Robust, reproducible methods for comparing different information systems are vital tools for scientists and system developers faced with what has been called ‘an unprecedented increase in the number and variety of formal and informal systems for knowledge representation and organization’ (Tennis & Jacob 2008). Indeed, we are in a Cambrian Age of Web-based indexing languages. Metrics and tools, such as the system for indexing language characterization described here, can be used to provide information about how the many emerging kinds of information systems relate to one another. It can also be used in the design of new systems that incorporate ideas inspired by such comparisons, as suggested by the University of California’s Bibliographic Services Task Force (2005), or, as demonstrated by Good et al. (2006) and Willighagen et al. (2007), explicitly combine multiple extant systems to form novel hybrids.

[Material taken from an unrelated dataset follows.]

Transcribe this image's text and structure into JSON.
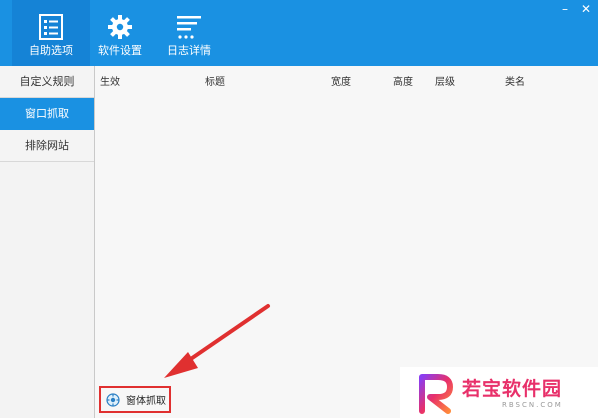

In the research presented above, we introduced metrics for the automatic characterization and set-theoretic comparison of sets of terms from indexing languages. Using these metrics, we provided a broad-spectrum analysis of twenty-two different languages. Within the data gathered in this exploratory analysis, we identified suggestive patterns associated with the terms that compose folksonomies versus the terms from controlled vocabularies as well as directly quantifying the degree of overlap present across each of the sets in the sample. Of particular interest is the apparent migration of terms across the boundaries of the different systems, in particular from MeSH into the folksonomies. Though the results presented here are informative, the main contribution of this work is the enumeration and implementation of the comparative protocol.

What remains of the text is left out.